SIDS is not what my child died of, but the fontanel not closing properly during birth e.g. I didn’t know about panting, so the head could shape properly for delivery. I knew he was not 'right' after the birth, I told the nurses he didn’t respond, but I was ignored until they too noticed he was lethargic 36 hours later. He had been bleeding from the soft brain tissue since delivery and was beyond help by the time they took suitable action. I was allowed to see him only once after they noticed he was unwell. He was perfect, 6 lbs, 4 oz, sleeping (?) with limbs slowly going slack.
He was born on 26 October 1965 at 4.35 am and died on 29 October 1965, also, at 4.35 am. I "knew" he had died precisely at that time, a cold clutching within, and when they came to tell me, at 7.30 am I told them to leave me alone as I already knew. Mother Superior told me that "God had delivered me of my living sin" and that I was never to forget that I was just "a vessel for man's dirty water". That was how they told me. I stopped being a catholic that day, forever.

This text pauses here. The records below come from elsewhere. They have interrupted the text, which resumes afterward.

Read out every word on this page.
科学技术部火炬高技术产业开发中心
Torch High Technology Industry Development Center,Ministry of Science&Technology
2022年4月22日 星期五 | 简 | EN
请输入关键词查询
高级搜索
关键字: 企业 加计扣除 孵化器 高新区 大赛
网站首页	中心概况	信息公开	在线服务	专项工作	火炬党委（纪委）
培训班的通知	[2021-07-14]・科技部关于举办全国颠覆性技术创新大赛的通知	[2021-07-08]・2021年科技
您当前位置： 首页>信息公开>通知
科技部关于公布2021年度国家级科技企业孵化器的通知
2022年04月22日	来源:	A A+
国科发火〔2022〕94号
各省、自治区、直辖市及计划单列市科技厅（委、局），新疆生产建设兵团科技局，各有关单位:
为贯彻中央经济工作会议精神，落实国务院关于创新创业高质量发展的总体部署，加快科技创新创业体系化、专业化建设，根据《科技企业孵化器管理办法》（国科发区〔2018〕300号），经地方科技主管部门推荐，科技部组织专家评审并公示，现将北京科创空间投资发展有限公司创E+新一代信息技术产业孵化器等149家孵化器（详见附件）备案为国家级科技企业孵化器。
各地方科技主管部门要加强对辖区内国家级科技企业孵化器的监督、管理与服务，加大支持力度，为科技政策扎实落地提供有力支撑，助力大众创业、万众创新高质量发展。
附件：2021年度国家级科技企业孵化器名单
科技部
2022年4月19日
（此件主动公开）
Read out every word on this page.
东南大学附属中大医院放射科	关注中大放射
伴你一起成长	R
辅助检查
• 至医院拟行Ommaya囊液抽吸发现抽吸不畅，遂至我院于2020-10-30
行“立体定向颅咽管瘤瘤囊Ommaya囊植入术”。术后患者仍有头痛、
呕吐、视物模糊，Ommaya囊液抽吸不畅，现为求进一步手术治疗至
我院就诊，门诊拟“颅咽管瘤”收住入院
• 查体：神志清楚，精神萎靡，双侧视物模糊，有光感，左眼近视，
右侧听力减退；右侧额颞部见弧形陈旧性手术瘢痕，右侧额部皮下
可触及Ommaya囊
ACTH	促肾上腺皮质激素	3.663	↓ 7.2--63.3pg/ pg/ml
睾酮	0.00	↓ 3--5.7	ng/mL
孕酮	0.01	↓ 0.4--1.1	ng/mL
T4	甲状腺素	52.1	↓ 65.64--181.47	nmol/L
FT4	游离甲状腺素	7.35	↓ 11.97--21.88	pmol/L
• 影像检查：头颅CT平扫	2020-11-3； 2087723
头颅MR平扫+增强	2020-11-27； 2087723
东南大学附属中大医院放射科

I was not allowed to name my son; my parents and the convent named him Paul. His name to me always was Richard. I was not allowed to go to his funeral, "Requiem of the Angels", held 2 days later, nor was I told where he was actually laid to rest. Many years later, I went to the cemetery and asked to look at the layout plans, and finally found where he was. There was nothing to see, and just a jumble of long grass between two other infant sites. I am told my grandmother actually did visit him and tend his site, but by then she had been dead many years.
I was never officially told the cause of his death so I eventually trained as a midwife while living in England in 1974, purely to understand his cause of death.
Time does not heal, it just dulls, and occasionally the emotions take over when I look back at what I considered to be great injustices done to me back in those days.
I think this site has helped me - it has been a most private part of my life, and I have not shared these details with hardly anyone in my life.
What is the most difficult? Coping with a miscarriage, a still birth, or a death of one who lived a short while? and died needlessly through the incompetence of others.
Why do I still cry after all these years still? 40 years later.